D’abord le FAMAS, aujourd’hui les fusils de précision : et si l’armée française n’était plus équipée par de l’équipement français ?

La Direction Générale de l’Armement a lancé un appel d’offre pour remplacer le fusil de précision FRF2 fournit aux troupes françaises. Seulement, ce fusil fabriqué en France pourrait faire place à un fusil venant d’un autre pays. Au point que l’armée française soit de moins en moins équipée avec du made in France. 

Les différents corps de l’armée française seraient-ils en pleine restructuration ? Si l’on en croit le ministère de la Défense et la Direction générale de l’Armement, ce serait un grand oui. 

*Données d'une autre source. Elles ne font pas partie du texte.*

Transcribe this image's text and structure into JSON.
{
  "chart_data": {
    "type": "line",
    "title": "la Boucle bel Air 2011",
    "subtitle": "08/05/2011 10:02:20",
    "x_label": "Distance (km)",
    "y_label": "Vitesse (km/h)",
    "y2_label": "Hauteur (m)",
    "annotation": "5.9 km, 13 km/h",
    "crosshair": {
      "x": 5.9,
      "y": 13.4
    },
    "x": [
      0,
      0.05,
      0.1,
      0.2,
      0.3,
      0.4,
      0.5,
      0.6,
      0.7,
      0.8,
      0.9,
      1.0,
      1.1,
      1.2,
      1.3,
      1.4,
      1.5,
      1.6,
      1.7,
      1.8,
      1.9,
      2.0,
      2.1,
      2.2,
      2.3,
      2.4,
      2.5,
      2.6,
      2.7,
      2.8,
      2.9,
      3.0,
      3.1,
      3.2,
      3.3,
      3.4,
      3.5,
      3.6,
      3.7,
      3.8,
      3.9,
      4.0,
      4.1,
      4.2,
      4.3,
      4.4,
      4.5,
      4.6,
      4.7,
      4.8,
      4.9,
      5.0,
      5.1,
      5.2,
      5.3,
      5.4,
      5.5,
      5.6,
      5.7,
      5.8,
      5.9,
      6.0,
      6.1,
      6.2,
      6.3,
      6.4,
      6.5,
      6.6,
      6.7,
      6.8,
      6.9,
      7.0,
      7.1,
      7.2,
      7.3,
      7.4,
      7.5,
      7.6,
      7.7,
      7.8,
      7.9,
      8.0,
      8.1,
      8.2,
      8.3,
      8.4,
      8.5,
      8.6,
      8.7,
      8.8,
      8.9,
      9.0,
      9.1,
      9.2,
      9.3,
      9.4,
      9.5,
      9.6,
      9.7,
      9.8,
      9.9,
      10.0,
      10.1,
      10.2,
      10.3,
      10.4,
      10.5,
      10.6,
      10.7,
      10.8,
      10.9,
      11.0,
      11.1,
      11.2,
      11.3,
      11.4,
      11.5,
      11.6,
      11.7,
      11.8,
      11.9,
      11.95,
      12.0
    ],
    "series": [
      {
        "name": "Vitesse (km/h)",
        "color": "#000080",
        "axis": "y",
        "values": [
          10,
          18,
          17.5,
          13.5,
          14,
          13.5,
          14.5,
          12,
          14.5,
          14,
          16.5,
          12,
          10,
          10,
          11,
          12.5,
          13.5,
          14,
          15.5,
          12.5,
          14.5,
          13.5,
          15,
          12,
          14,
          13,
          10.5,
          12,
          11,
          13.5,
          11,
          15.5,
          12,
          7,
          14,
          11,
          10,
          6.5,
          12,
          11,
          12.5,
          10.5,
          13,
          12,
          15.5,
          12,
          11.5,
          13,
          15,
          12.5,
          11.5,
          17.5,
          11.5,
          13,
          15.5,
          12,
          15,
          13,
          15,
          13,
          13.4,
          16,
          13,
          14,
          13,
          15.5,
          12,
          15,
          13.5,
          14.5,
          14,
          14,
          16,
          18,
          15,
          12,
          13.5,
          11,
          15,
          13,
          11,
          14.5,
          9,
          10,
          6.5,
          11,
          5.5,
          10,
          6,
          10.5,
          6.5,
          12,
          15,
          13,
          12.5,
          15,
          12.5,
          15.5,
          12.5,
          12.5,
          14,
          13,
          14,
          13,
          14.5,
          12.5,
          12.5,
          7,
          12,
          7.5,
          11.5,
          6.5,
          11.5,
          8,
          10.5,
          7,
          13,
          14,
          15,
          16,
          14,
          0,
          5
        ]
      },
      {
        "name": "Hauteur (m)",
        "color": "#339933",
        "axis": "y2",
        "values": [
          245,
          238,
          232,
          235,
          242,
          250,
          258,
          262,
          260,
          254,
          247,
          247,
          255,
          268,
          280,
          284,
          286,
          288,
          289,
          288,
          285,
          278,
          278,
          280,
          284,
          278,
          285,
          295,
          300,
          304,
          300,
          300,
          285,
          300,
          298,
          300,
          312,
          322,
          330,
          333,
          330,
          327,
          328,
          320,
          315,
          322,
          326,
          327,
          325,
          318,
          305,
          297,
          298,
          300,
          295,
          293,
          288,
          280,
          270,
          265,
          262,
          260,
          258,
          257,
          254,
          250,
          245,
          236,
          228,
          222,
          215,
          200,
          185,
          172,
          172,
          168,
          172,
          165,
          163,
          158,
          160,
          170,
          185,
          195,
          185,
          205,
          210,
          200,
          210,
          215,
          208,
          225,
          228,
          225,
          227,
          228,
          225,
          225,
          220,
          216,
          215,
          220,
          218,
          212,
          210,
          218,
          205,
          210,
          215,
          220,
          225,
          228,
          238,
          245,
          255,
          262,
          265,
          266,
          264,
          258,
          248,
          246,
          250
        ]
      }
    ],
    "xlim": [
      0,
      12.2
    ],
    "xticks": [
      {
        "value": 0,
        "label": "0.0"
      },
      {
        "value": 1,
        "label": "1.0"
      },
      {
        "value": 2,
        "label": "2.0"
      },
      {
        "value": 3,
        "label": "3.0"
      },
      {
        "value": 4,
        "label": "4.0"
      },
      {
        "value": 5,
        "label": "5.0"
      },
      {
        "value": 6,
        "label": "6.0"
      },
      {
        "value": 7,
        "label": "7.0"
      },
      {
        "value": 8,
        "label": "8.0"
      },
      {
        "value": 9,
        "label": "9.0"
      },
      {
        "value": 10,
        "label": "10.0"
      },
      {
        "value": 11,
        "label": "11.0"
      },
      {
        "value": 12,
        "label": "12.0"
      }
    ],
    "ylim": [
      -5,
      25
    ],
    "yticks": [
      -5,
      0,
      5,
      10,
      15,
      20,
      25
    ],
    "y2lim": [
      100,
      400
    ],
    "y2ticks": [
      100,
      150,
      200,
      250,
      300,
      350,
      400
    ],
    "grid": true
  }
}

Nous vous informions déjà que la Marine nationale allait se doter de six nouveaux navires d’ici 2024. Mais elle ne serait pas la seule concernée par un renouvellement de ses équipements. La DGA a en effet lancé un appel d’offre pour fournir à l’armée de terre de nouveaux fusils de précision. 

La fin du FRF2

Pour les tireurs d’élite, l’armée française avait tendance à fournir, d’après un article de la DGA, un fusil FRF2, un fusil à répétition capable de faire mouche à 800m. Sa portée maximale est de prêt de 3 850m. Mais surtout, il est entré en service en 1986 et paraît de moins en moins adapté aux nouveaux combats.

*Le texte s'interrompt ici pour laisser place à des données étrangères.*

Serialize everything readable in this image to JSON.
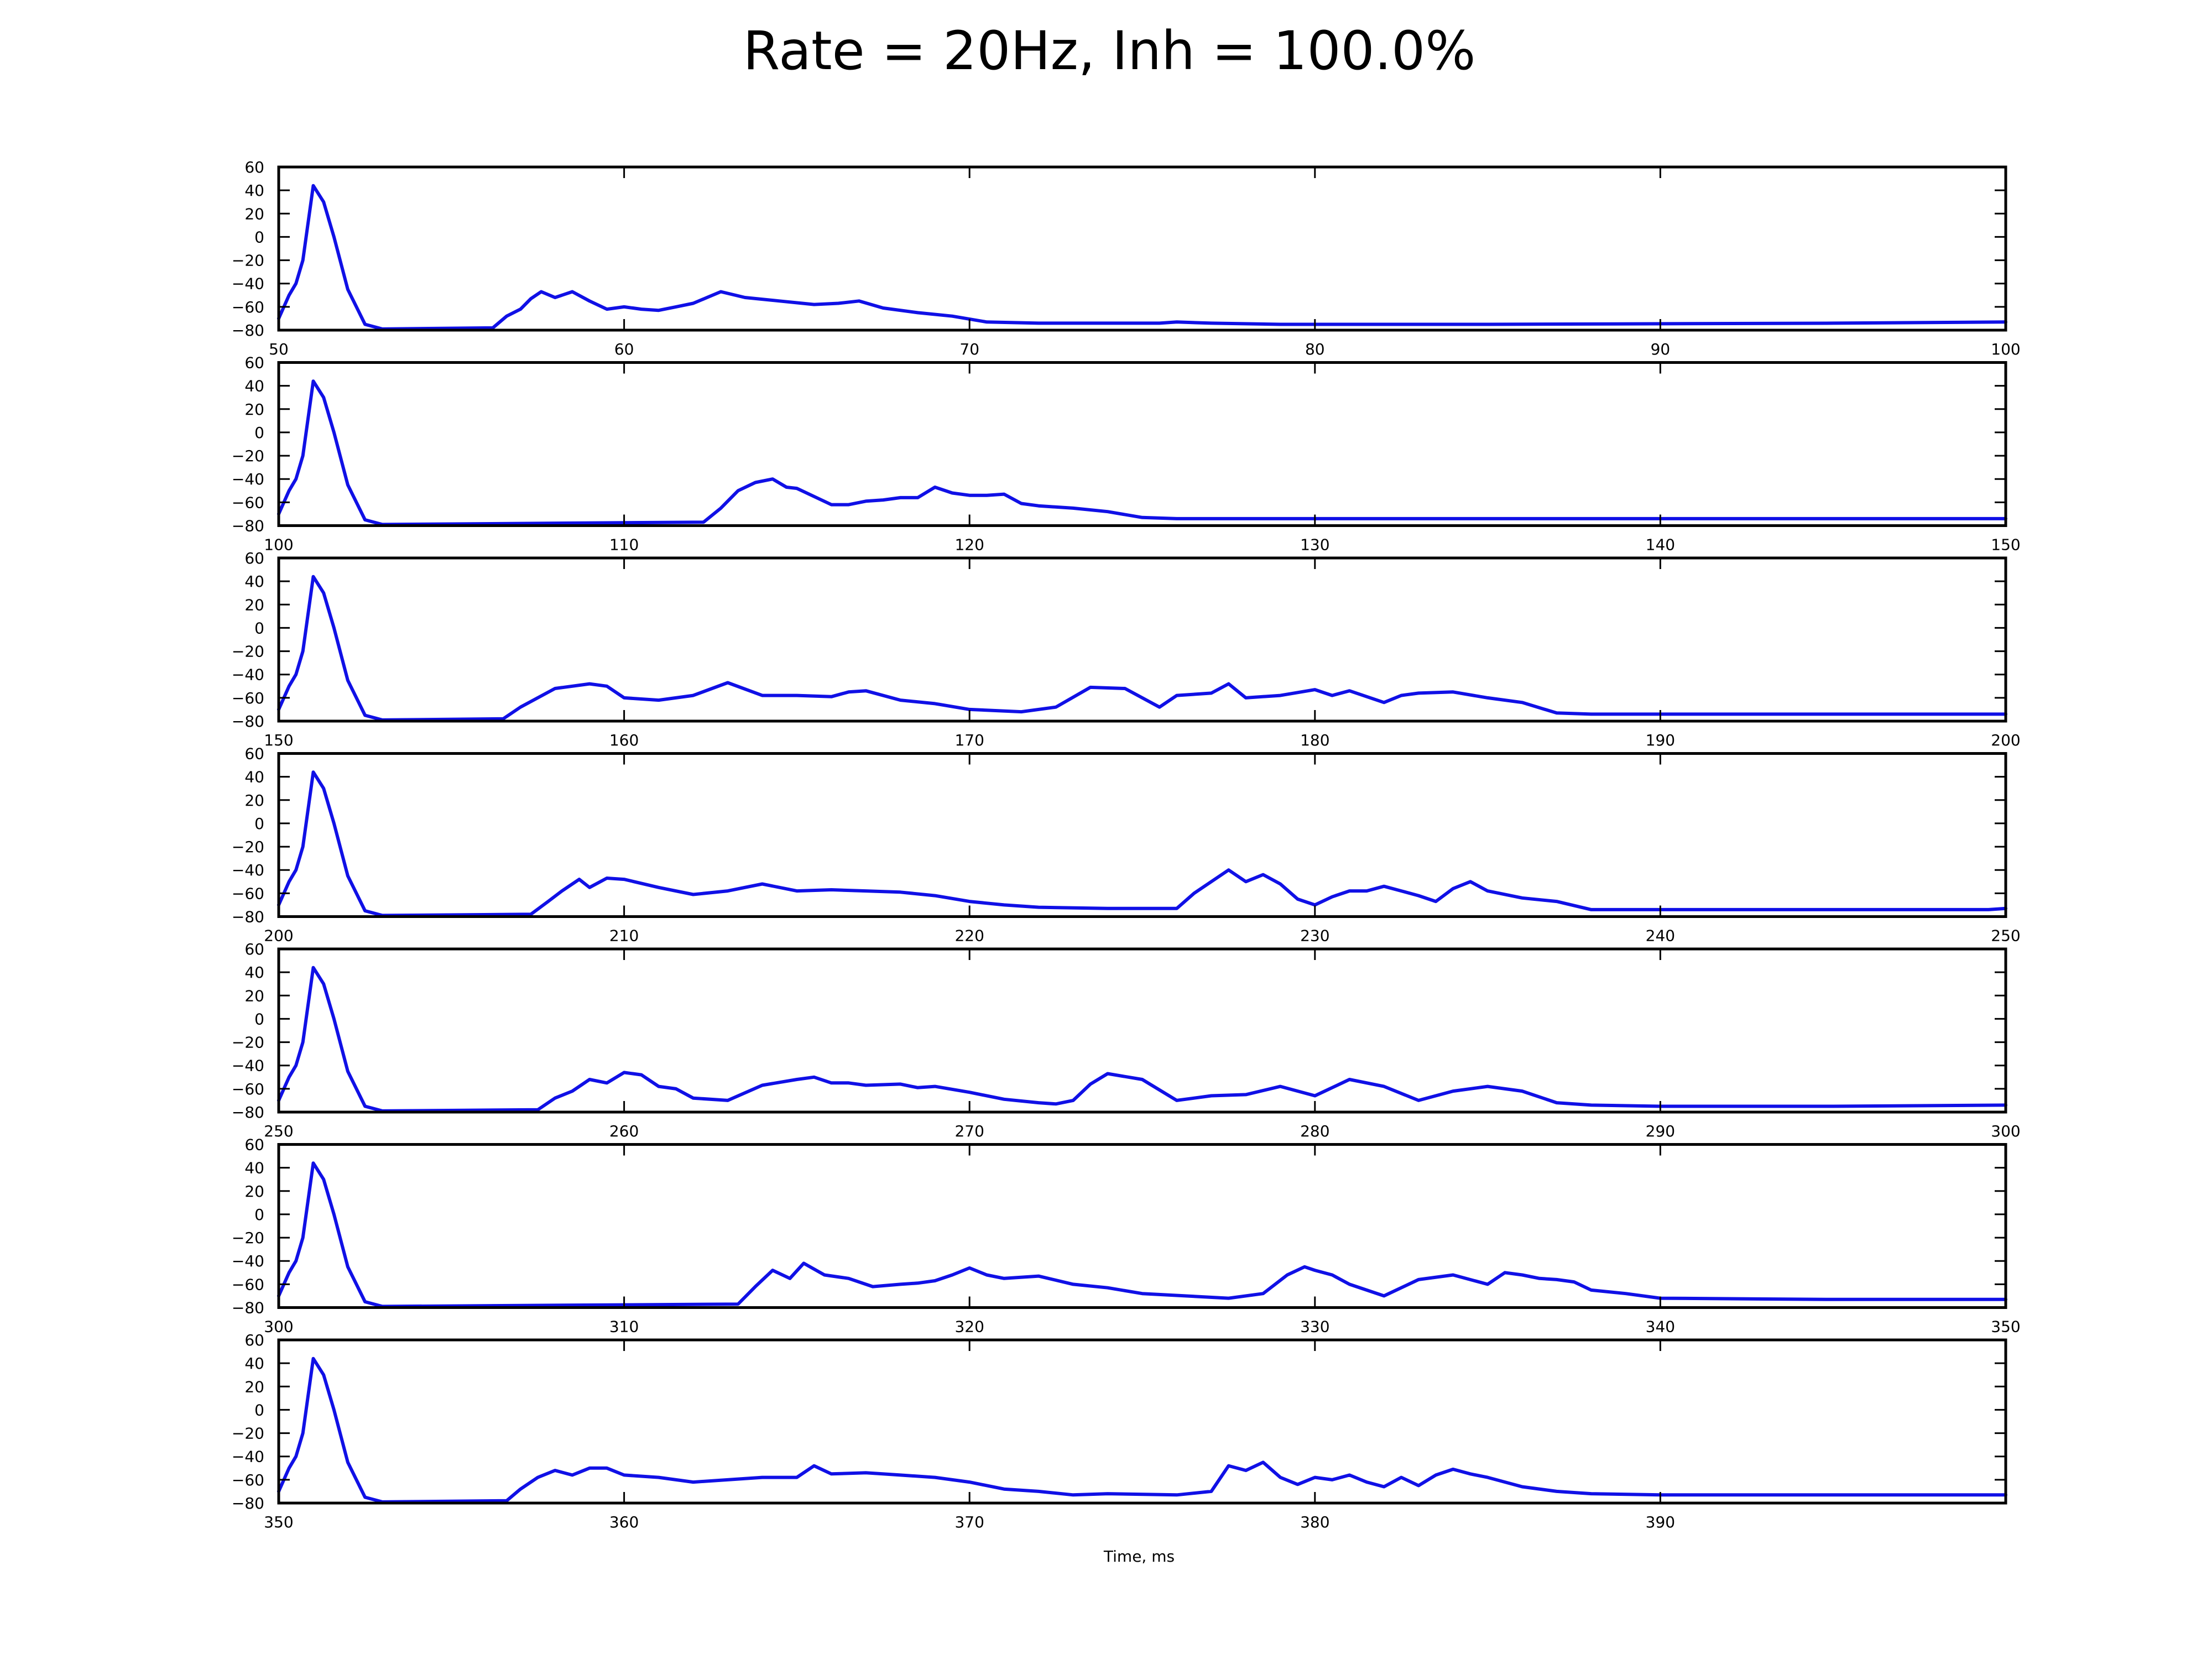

Il commençait à devenir urgent d’adapter les équipements à ces nouvelles réalités. C’est dans ce cadre que la Directions Générale de l’Armement a lancé l’appel d’offre pour le remplacement de ces fusils.

Ce document précise que les entreprises devront se pencher sur la fabrication d’un fusil « semi-automatique », avec des optiques, des systèmes de soutien et des munitions. En effet, le fusil devra permettre de tirer des munitions de calibre 7,62x51mm de précision et perforante. Autrement dit, des munitions surnommées OTAN car compatibles avec les armements des pays membres de l’OTAN. 

A compter de l’obtention du contrat, l’entreprise sélectionnée aura alors 48 mois pour fournir les premiers fusils. Mais c’est justement ce choix de l’entreprise qui pose question.

Une armée française équipée avec tout sauf de l’armement français ?

On se souvient encore des remous qu’avait l’annonce du ministère de la Défense de remplacer le célèbre FAMAS, fusil d’assaut français produit à la manufacture de Saint-Etienne jusqu’en 1992, par le HK416, un fusil de conception allemande qui équipe déjà le GIGN, certains corps de police ou encore des unités d’élite de l’armée française. 

Avec cette décision de remplacer le FRF2, l’armée française s’expose au même type de critiques. En effet, plusieurs conditions que doivent remplir les entreprises interpellent. 

Par exemple, les candidats doivent déclarer un chiffre d’affaire annuel sur les trois derniers exercices qui soit supérieur ou au moins égal à 50 millions d’euros. Un critère qui semble inatteignables pour les armuriers français. Comme le précise le site opex360, l’armurier Verney-Carron, qui dispose de fusils s’inspirant de l’AR-10 Etats-Unien, ne réalise un chiffre d’affaire que de … 13,5 millions d’euros annuels. La seule solution serait de s’allier avec un autre constructeur.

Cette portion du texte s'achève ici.